While asking also if the ex-president knew who had leaked the recording of the phone call, he questioned: “Do you know anything about this?”
“No, I don’t know anything about it,” Mr Trump responded. “All I know is this: everything I did was right. We have the Presidential Records Act, which I abided by 100 per cent.”
He then moved on to attack President Joe Biden, before claiming: “I have the right to declassify as president.”
The explanation was nothing new. Mr Trump has long claimed that any classified materials seized by investigators at Mar-a-Lago were in fact previously declassified by him during his presidency — though he has shown no evidence of an order to do so.
And notably, the nod to the Presidential Records Act was another mistruth. The law does not allow for ex-presidents to retain original copies of presidential records after their terms end without the express consent of the National Archives, an agency that the former president has roundly denounced.
Nonetheless, it was a familiar claim for the one-term president who escaped two impeachment proceedings despite bipartisan support for his removal; Mr Trump has long asserted that any investigation or civil suit filed against him is merely the work of his political foes in an attempt to block him from power.
It’s the same response he is currently utilising in response to two separate investigations into his efforts to overturn the 2020 election results — one at the Justice Department, and another in Fulton County, Georgia. In the first case, he has insisted that his actions leading up to and during the January 6 attack were nothing short of presidential, and denied any responsibility for inciting the riot or failing to address it.

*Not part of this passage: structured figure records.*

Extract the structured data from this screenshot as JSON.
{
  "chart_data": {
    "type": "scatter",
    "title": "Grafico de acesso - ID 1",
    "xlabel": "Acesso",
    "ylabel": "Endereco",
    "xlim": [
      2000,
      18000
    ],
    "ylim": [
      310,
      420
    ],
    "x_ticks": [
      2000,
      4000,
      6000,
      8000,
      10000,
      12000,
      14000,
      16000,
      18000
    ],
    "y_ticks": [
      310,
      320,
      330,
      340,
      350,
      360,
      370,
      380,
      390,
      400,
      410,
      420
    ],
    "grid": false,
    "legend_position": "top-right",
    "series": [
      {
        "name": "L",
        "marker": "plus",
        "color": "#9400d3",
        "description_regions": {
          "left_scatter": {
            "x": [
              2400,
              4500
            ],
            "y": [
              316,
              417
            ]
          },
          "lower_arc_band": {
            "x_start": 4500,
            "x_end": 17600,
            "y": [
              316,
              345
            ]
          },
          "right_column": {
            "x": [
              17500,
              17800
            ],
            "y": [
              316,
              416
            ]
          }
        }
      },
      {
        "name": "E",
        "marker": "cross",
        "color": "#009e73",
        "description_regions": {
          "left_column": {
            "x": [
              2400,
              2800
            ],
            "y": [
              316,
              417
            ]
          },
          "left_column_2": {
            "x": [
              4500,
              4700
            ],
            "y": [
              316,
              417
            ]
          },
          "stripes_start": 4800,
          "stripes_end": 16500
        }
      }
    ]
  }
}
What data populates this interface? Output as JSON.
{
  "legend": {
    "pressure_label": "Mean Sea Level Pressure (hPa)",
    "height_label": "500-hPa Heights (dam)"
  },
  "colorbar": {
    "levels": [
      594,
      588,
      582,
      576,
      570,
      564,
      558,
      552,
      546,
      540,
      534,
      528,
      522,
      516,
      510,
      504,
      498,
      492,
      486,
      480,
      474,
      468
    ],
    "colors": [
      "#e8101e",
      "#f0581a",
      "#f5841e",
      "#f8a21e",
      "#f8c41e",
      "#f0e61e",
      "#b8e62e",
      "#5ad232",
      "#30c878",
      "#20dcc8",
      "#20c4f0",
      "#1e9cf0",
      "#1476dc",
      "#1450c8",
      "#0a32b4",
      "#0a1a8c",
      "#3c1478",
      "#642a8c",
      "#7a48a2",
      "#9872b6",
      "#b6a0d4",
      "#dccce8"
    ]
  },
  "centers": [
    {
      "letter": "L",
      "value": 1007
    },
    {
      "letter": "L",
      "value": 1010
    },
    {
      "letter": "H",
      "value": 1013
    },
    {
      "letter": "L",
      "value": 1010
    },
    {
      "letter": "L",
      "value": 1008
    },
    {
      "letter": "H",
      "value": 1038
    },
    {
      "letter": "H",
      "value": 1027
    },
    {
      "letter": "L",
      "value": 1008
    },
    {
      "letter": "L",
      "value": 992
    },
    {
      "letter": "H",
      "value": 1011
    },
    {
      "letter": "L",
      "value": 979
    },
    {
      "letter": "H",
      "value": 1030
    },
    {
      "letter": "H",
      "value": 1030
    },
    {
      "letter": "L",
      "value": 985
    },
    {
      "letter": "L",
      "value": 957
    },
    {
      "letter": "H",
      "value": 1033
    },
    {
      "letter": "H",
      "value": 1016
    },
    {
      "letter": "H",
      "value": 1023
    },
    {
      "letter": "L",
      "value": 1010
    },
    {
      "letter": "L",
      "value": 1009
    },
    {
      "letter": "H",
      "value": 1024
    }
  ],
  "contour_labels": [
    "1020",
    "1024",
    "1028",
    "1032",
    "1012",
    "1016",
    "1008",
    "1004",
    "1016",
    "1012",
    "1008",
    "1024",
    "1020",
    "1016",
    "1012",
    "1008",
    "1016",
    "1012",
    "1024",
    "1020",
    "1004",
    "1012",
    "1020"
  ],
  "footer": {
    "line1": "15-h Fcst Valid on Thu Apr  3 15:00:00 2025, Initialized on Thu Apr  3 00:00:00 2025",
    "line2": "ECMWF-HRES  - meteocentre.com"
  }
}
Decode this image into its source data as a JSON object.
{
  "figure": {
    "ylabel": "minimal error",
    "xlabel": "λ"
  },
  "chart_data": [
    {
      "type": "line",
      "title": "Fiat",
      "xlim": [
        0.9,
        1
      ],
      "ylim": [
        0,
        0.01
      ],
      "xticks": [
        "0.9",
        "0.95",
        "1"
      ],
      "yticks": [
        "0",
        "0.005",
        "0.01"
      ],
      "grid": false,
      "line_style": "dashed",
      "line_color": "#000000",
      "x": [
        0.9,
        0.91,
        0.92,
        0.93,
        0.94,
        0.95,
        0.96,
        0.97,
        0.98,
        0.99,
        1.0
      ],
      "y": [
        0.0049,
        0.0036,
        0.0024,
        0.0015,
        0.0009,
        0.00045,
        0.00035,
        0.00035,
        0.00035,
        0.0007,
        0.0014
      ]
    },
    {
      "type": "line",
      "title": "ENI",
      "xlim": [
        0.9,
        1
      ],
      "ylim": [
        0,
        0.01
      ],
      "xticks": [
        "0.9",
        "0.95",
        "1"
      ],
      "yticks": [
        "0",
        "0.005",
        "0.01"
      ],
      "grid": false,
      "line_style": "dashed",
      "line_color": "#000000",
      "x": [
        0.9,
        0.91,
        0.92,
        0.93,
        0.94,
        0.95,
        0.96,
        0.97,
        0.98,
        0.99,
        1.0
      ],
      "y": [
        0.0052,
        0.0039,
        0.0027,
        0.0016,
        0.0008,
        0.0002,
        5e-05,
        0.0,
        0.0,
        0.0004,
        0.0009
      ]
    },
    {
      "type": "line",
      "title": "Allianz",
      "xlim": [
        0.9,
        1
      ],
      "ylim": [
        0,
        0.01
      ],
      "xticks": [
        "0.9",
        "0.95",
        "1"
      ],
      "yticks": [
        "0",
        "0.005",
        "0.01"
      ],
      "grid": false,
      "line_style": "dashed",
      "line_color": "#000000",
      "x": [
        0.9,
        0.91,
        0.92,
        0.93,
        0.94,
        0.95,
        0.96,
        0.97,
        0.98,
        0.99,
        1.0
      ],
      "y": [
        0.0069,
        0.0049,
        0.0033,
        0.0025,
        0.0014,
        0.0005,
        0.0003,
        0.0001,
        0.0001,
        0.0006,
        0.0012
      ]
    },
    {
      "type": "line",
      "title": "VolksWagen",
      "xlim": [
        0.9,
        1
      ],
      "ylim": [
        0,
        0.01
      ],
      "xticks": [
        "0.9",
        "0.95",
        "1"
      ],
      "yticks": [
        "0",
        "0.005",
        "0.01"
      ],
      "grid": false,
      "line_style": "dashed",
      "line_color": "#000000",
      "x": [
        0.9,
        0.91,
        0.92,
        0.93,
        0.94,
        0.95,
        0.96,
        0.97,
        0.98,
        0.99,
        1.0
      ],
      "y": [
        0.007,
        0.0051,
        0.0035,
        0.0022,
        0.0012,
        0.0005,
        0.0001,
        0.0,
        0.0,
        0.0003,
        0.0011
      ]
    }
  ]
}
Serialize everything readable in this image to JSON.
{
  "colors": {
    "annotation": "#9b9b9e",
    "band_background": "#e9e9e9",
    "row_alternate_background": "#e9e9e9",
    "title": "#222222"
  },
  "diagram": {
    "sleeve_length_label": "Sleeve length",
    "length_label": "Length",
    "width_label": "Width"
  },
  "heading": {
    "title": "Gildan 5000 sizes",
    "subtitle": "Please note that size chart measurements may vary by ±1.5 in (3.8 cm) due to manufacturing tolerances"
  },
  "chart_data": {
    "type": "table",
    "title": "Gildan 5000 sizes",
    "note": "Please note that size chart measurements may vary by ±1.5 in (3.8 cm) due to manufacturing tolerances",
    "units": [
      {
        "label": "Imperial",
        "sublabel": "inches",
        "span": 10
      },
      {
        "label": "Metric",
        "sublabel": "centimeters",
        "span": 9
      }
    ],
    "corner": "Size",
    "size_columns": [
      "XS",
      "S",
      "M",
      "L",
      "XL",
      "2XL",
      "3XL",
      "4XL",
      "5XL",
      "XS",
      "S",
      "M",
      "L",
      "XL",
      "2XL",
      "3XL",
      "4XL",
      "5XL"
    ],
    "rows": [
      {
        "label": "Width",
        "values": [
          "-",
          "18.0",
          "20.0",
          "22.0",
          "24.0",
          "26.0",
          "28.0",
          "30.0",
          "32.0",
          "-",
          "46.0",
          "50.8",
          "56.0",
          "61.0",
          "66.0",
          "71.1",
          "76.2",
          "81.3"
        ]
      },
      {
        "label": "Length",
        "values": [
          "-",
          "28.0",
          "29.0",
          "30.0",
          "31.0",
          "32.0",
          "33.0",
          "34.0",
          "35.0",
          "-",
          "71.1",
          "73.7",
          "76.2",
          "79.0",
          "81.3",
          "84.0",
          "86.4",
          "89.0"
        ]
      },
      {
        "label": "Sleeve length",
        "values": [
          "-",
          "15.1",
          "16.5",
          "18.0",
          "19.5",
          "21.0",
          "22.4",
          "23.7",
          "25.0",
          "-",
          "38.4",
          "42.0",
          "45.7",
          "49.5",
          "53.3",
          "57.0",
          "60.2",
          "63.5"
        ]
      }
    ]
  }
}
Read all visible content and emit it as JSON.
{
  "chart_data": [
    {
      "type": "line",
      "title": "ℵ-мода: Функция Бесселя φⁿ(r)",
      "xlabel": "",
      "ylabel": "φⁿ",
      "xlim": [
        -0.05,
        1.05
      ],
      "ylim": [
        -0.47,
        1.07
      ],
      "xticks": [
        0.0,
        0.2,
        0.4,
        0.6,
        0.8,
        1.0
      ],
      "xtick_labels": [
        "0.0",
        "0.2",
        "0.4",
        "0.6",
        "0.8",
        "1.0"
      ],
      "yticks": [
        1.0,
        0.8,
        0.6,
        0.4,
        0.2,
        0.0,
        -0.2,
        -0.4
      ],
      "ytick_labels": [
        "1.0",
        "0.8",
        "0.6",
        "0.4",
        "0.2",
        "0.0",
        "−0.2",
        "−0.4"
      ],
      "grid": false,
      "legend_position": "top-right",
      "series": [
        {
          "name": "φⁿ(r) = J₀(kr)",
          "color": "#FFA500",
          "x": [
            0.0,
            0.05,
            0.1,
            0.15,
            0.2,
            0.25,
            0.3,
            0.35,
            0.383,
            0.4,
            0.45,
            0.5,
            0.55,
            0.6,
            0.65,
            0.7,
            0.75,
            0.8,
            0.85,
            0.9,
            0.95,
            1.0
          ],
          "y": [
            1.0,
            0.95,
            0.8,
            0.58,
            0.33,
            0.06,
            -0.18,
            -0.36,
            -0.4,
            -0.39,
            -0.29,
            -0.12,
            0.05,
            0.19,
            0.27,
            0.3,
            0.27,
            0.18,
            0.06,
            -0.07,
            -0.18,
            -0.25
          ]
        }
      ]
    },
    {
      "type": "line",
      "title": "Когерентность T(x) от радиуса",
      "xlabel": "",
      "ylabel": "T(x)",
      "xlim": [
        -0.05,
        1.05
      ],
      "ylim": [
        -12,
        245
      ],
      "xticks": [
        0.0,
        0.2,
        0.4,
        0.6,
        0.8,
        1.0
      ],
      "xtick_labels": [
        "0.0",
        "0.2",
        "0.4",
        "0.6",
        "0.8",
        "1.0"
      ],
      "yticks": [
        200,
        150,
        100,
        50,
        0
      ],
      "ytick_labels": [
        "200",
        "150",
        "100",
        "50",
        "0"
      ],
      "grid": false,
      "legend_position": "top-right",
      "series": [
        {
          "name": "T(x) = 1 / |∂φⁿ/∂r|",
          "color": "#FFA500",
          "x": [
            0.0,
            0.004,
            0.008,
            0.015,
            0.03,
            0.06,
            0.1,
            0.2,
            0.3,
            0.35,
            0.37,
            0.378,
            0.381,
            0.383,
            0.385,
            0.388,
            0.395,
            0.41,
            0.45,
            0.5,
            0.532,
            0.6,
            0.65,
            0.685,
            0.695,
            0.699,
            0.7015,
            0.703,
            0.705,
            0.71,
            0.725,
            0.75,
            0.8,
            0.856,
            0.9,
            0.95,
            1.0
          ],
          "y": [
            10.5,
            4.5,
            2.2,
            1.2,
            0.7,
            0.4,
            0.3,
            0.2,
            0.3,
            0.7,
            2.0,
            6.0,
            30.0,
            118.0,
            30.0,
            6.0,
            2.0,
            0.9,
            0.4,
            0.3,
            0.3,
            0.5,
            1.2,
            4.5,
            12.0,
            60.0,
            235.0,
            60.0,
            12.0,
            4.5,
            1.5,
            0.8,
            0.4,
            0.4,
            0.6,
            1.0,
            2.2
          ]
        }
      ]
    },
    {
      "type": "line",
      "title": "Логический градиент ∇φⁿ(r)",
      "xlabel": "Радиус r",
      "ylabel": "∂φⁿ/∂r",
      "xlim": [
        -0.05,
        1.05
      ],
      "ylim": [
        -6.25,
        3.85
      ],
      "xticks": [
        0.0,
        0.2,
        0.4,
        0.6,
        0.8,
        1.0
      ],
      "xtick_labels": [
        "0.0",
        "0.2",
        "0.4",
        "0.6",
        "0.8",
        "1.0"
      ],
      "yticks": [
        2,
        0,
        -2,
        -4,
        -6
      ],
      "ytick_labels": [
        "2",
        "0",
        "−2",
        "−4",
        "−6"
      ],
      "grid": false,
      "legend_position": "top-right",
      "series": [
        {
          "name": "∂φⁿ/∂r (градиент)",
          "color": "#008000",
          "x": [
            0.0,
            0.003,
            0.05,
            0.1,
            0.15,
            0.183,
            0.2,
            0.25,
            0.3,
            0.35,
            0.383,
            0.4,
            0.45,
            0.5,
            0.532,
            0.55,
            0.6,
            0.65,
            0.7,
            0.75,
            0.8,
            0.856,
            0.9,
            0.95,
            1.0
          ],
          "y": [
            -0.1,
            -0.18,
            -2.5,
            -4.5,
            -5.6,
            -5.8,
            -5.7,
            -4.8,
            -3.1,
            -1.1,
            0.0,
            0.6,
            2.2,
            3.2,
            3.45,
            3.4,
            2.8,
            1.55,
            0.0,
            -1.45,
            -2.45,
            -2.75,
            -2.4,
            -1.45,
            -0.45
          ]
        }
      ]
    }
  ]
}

In the second, he has almost jokingly repeated the idea that a shocking early-January 2021 phone call between him, the top elections official in Georgia, and his legal team was “perfect” despite him being heard in an audio recording asking the official to “find” thousands of votes to close his gap with Joe Biden. That’s almost word-for-word the language he used to describe a conversation with Ukraine’s President Volodymyr Zelesnky that led to his first impeachment trial.
His defences to the various legal challenges that have cropped up since the end of his presidency have taken on a derisive tone as he faces a stunning and unprecedented array of criminal and civil cases. In the Republican Party, his dominance over the 2024 primary field has only grown in recent weeks following the first-ever criminal indictment of a former president in Manhattan on 34 charges of falsifying business records, and GOP voters are showing no signs of losing the enthusiasm for Mr Trump that led him to victory in the 2016 contest.
That may explain why his recent events, including Thursday’s town hall, have been virtual repeats of one another. On top of the Republican field with little reason to believe that his dominance will face a serious test any time soon, Mr Trump was content on Thursday to play the favourites that win him the unchanging support of his diehard fans — subjects like China, where the ex-president touted his protectionist trade strategy and bragged about supposedly winning back billions in trade revenue. Or abortion, where he took a familiar victory lap, claiming he “got rid of Roe v Wade”.
These were themes the president has previously touched on dozens of times — he even had a brief chance to rant about the 2020 election and his attorney general who declared his stolen election claims “bulls***”, complaining that Bill Barr “didn’t have the courage to fight” rather than acknowledging that his own deputy disagreed with him.
The performance was a sign of a candidate returning to what he knows best, surrounded by a reportedly thinning circle of aides who are getting out of the way and letting the former president be himself. Given his iron-like grip over the GOP primary base, the strategy may work while making a pivot to the centre harder next year.
In Iowa, Mr Trump will face the first test of that strategy as his main challenger, Ron DeSantis of Florida, goes all-in on a bid to unseat Mr Trump as the frontrunner before he ever hits his stride.